Thursday, August 02, 2007

Configuring SSO with LTPA

I had just wasted a few hours of my life because of some careless mistake made by our computer engineers.
I was tasked to configure single sign on for two servers, a Websphere Application Server v6 and a Websphere Portal Server v6. I configured my application server to use the same LDAP configuration as the portal. Export the LTPA key from Websphere Portal and import it to WAS.
I thought it will work. But it didn't. I thought I configured it wrongly thus tweak here and there. Tried every single thing I could imagine. I was also careless as I forgot to consult the log files. I just thought the LTPA token was not propagated properly.
I finally remembered to read the logs and found the following.
[8/2/07 21:55:35:047 PDT] 0000001d LTPAServerObj W SECJ0371W: Validation of the LTPA token failed because the token expired with the following info: Token expiration Date: Thu Aug 02 08:54:41 PDT 2007, current Date: Thu Aug 02 21:55:35 PDT 2007.
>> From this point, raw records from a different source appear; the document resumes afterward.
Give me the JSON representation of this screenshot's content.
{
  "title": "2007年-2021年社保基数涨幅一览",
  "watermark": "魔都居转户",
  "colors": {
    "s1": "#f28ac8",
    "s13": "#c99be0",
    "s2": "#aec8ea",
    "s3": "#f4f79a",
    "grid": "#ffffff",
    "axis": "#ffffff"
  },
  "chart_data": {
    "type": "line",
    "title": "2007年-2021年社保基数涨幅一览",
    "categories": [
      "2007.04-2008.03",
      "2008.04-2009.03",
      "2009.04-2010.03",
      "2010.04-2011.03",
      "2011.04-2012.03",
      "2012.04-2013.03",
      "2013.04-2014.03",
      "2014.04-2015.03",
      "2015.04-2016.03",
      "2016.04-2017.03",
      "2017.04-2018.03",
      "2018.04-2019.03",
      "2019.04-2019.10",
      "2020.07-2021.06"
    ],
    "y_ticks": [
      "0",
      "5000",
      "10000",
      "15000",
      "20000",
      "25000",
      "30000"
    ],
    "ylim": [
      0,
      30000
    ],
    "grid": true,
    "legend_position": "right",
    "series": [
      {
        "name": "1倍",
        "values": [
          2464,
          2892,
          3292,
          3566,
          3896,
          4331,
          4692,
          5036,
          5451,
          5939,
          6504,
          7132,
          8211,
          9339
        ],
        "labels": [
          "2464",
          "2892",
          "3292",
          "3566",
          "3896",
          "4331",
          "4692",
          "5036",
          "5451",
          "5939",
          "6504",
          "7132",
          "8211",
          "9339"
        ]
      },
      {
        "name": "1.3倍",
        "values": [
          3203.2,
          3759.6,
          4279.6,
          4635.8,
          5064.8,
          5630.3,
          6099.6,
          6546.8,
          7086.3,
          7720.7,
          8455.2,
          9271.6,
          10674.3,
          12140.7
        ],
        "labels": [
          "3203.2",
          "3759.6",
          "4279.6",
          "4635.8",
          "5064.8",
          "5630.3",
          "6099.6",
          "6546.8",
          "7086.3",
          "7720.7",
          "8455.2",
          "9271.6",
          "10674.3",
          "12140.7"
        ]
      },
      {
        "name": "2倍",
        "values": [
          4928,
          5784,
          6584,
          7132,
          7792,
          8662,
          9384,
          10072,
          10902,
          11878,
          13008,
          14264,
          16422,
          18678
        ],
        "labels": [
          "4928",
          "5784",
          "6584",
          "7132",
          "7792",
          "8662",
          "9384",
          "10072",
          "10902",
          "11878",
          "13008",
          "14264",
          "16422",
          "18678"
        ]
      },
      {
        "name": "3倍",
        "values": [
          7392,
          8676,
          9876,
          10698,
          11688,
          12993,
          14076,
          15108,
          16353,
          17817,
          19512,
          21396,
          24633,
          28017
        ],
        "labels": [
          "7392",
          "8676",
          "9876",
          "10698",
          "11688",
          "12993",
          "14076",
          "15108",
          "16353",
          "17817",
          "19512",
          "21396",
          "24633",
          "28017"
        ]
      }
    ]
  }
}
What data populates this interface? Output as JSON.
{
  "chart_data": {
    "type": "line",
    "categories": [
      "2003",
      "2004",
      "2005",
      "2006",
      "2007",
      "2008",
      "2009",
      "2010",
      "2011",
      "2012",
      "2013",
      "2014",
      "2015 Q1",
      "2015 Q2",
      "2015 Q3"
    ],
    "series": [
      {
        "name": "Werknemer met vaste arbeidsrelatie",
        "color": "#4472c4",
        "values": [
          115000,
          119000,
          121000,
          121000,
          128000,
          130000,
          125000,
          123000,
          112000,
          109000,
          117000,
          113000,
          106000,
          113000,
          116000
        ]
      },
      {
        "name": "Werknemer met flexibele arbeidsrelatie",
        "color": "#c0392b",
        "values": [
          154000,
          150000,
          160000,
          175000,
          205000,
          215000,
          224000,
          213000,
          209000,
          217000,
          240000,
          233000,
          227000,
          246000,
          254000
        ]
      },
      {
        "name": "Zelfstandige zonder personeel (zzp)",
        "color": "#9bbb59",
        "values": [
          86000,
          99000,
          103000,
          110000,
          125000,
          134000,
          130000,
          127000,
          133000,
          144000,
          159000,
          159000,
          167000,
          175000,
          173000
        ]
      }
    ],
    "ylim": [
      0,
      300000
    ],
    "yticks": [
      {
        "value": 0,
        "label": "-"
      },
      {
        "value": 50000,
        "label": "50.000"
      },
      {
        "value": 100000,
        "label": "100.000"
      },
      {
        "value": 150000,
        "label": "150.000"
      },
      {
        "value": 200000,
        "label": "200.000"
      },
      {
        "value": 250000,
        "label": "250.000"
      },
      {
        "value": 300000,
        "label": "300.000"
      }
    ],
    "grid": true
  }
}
Finally I check the server date time settings. Guess what I found. The Portal server is just beginning to wake up at 6 in the morning. The WAS has the same time as my machine, 9:55 p.m., but it is somewhere in US. The engineer who setup the server didn't change the regional settings back to my country and it is still following US timezone.
I wonder who should I be screaming at when this type of things happens. I guess this is what happens when you are not surrounded by geniuses.